Kuru Kahveci Mehmet Efendi - Mehmet Efendi 1871: 1871'de Mehmet Efendi'nin "Kuru Kahveci Mehmet Efendi" adıyla İstanbul Tahtakale'de – o zamanki adıyla "Taht-ul Kale" açtığı küçük dükkan, zaman içerisinde gelişerek, bugün bir marka olan bu ismin ilk adımı olur. Yönetimin babadan oğullara geçmesinden sonra işletme "Kuru Kahveci Mehmet Efendi Mahdumları" adını alır.
Abdi İbrahim - Eczacı Abdi İbrahim 1912: 1912 yılında İstanbul'un Küçükmustafa semtinde kurulan eczanede 1916 yılında "yapma ilaç" üretimine geçildi. Şirket 1919 yılında ilk ilaç üretim fabrikasını kurdu, 1975 yılında da şirketin ismi Abdi İbrahim İlaç Sanayi ve Ticaret AŞ olarak değiştirildi.

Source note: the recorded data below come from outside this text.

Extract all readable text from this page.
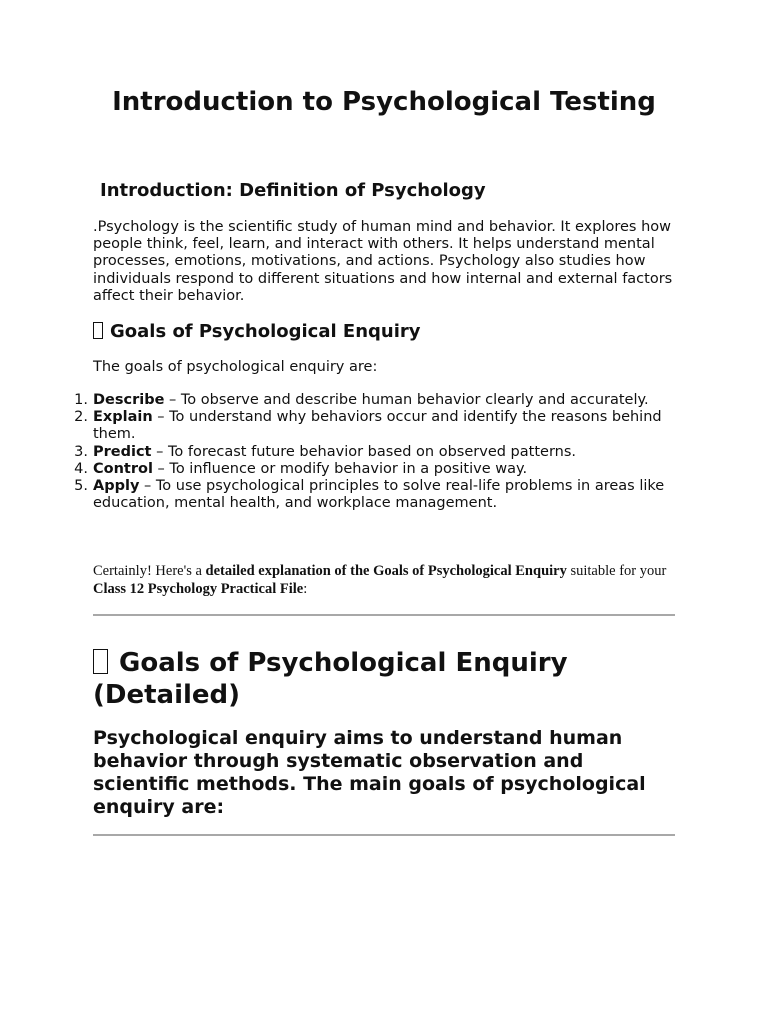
Introduction to Psychological Testing
Introduction: Definition of Psychology

.Psychology is the scientific study of human mind and behavior. It explores how people think, feel, learn, and interact with others. It helps understand mental processes, emotions, motivations, and actions. Psychology also studies how individuals respond to different situations and how internal and external factors affect their behavior.

Goals of Psychological Enquiry

The goals of psychological enquiry are:

1. Describe – To observe and describe human behavior clearly and accurately.
2. Explain – To understand why behaviors occur and identify the reasons behind them.
3. Predict – To forecast future behavior based on observed patterns.
4. Control – To influence or modify behavior in a positive way.
5. Apply – To use psychological principles to solve real-life problems in areas like education, mental health, and workplace management.

Certainly! Here's a detailed explanation of the Goals of Psychological Enquiry suitable for your Class 12 Psychology Practical File:

Goals of Psychological Enquiry (Detailed)
Psychological enquiry aims to understand human behavior through systematic observation and scientific methods. The main goals of psychological enquiry are:
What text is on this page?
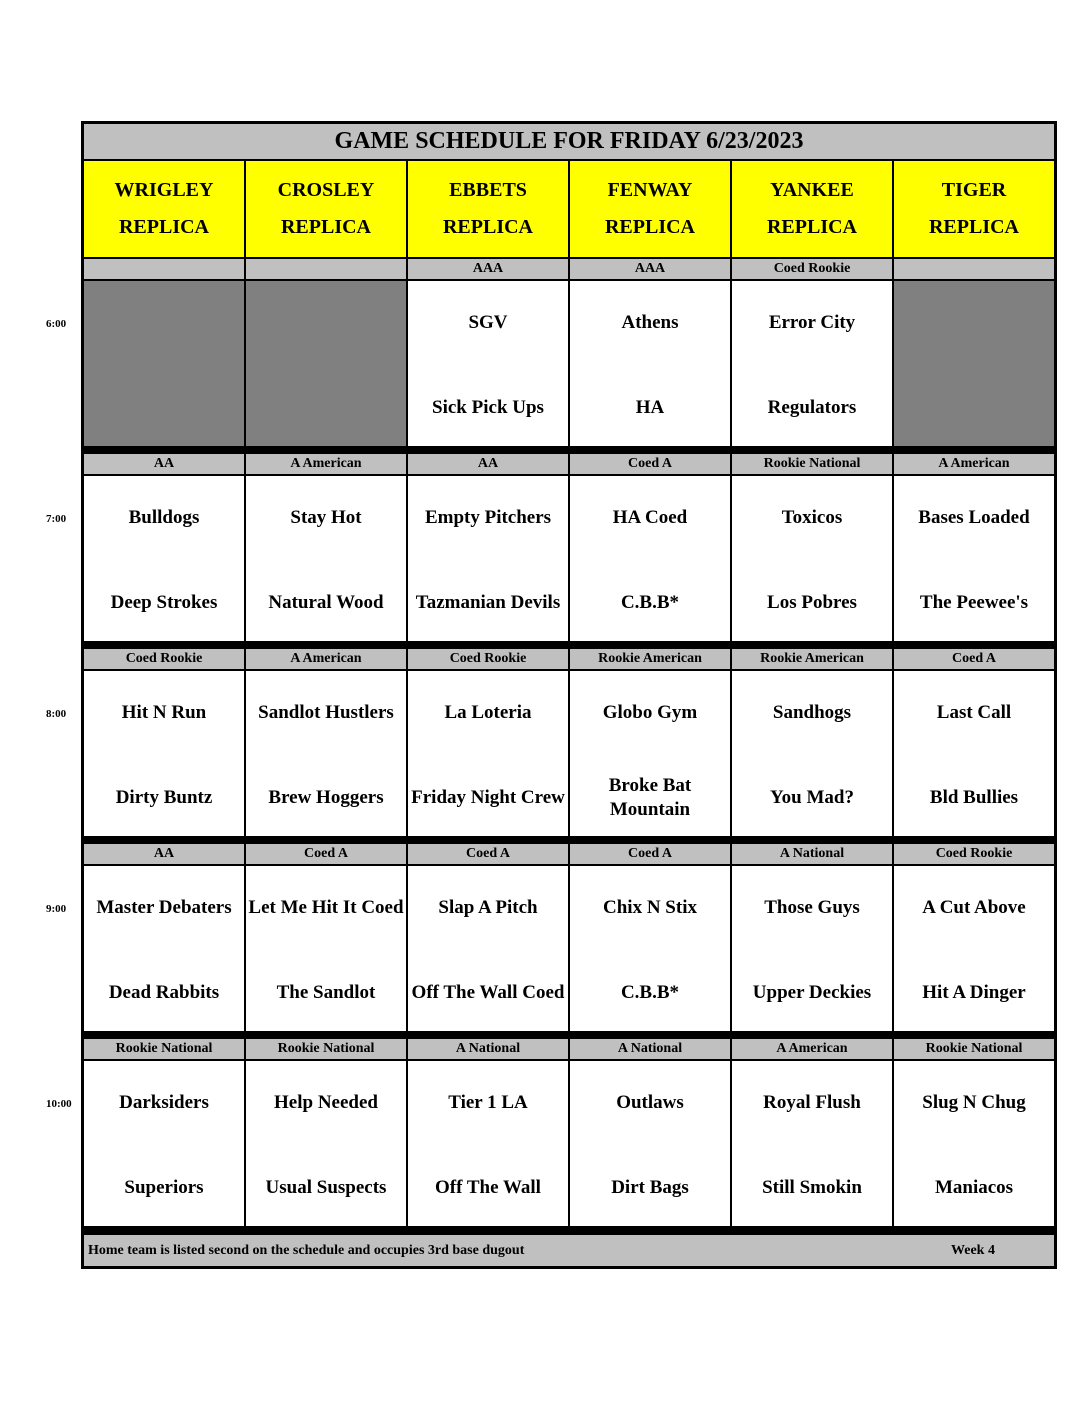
6:00
7:00
8:00
9:00
10:00
GAME SCHEDULE FOR FRIDAY 6/23/2023
WRIGLEY
REPLICA
CROSLEY
REPLICA
EBBETS
REPLICA
FENWAY
REPLICA
YANKEE
REPLICA
TIGER
REPLICA
AAA
SGV
Sick Pick Ups
AAA
Athens
HA
Coed Rookie
Error City
Regulators
AA
Bulldogs
Deep Strokes
A American
Stay Hot
Natural Wood
AA
Empty Pitchers
Tazmanian Devils
Coed A
HA Coed
C.B.B*
Rookie National
Toxicos
Los Pobres
A American
Bases Loaded
The Peewee's
Coed Rookie
Hit N Run
Dirty Buntz
A American
Sandlot Hustlers
Brew Hoggers
Coed Rookie
La Loteria
Friday Night Crew
Rookie American
Globo Gym
Broke Bat Mountain
Rookie American
Sandhogs
You Mad?
Coed A
Last Call
Bld Bullies
AA
Master Debaters
Dead Rabbits
Coed A
Let Me Hit It Coed
The Sandlot
Coed A
Slap A Pitch
Off The Wall Coed
Coed A
Chix N Stix
C.B.B*
A National
Those Guys
Upper Deckies
Coed Rookie
A Cut Above
Hit A Dinger
Rookie National
Darksiders
Superiors
Rookie National
Help Needed
Usual Suspects
A National
Tier 1 LA
Off The Wall
A National
Outlaws
Dirt Bags
A American
Royal Flush
Still Smokin
Rookie National
Slug N Chug
Maniacos
Home team is listed second on the schedule and occupies 3rd base dugout	Week 4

Uludağ - Mehmet Hakkı Bey 1912: Uludağ İçecek gerçek bir Anadolu sermayesi hikâyesi. Şirketin kökeni 1870'te kurulan Keşiş Maden Suyu İşletmesi'ne kadar gidiyor. 1912'de ilk maden suyu işletme ruhsatını alan ortakların, haklarını Nilüfer Gazoz'un sahibi Mehmet Hakkı Bey'e devretmesi 1933 yılına rastlıyor. 1958 yılında da Nuri Erbak ve eşi Neriman Erbak'ın hisseleri devralması Uludağ İçecek için bir dönüm noktası.
Hafız Mustafa - İsmail Hakkızade 1864: 1864 yılında İsmail Hakkı Zade, Çankırı'dan İstanbul'a sarraflık yapmaya gelir. İsmail Hakkı Zade, dükkânının bodrum katında akide şekeri yapmaya başlar. Oğlu Hafız Mustafa ise civardaki camide gönüllü müezzinlik yapmaktadır. Ancak babası gibi kendisi de bir süre sonra tatlıcılık ve şekercilikle ilgilenir. Osmanlı Devleti döneminde, Sultan Abdülaziz saltanatının ilk yıllarında kurulan bu 1,5 asırlık dükkân, hem Osmanlı'nın savaş dönemlerine hem İstanbul'un işgaline hem de Cumhuriyet dönemine tanıklık etmiştir. Petrus Gyllius'un dediği gibi; "Diğer bütün kentler ölümlüdür, ama sanırım İstanbul, insanlar var oldukça yaşayacaktır."
Karaköy Güllüoğlu - Hacı Mehmet Güllü 1871: Bugün, dünyanın en büyük ve en tanınmış baklava üreticisi konumunda bulunan ve her geçen gün marka bilinirlik grafiğini yükselten Baklavacı Güllüoğlu, köklü bir geçmişe, kalite ve maharetin başlıca prensip sayıldığı bir tarihe sahiptir. 1871 yılında Mehmet Çelebi ve eşi Güllü Hanım, Antep'ten Hicaz'a giderken Şam ve Halep şehirlerinde baklavacılarla tanışırlar, baklava yapımını öğrenirler ve Antep'e döndüklerinde bu lezzetin Türk mutfağına kök salmasını sağlayacak girişimi başlatırlar. Antep'in ilk baklava ustası olarak bilinen Hacı Mehmet Çelebi, oğlu Mahmut ile birlikte Uzunçarşı'da küçük bir dükkân açıp, baklava yapıp satmaya başlarlar. Hacı Mehmet Çelebi'nin vefatından sonra bu kez Güllü Hanım çocuklarının geçimini sağlayabilmek için evde baklava yapmaya, çocukları ise yapılan baklavaları sipariş verenlerin adreslerine götürerek satmaya başlarlar. Çarşıda kısa zaman sonra elinde baklava tepsisi taşıyan çocuklar "Güllü'nün oğulları" olarak tanınırlar. İşte, uzun yıllar hem damaklarda hem de akıllarda ayrıcalıklı bir yer edinecek olan Güllüoğlu adı bu şekilde ortaya çıkar.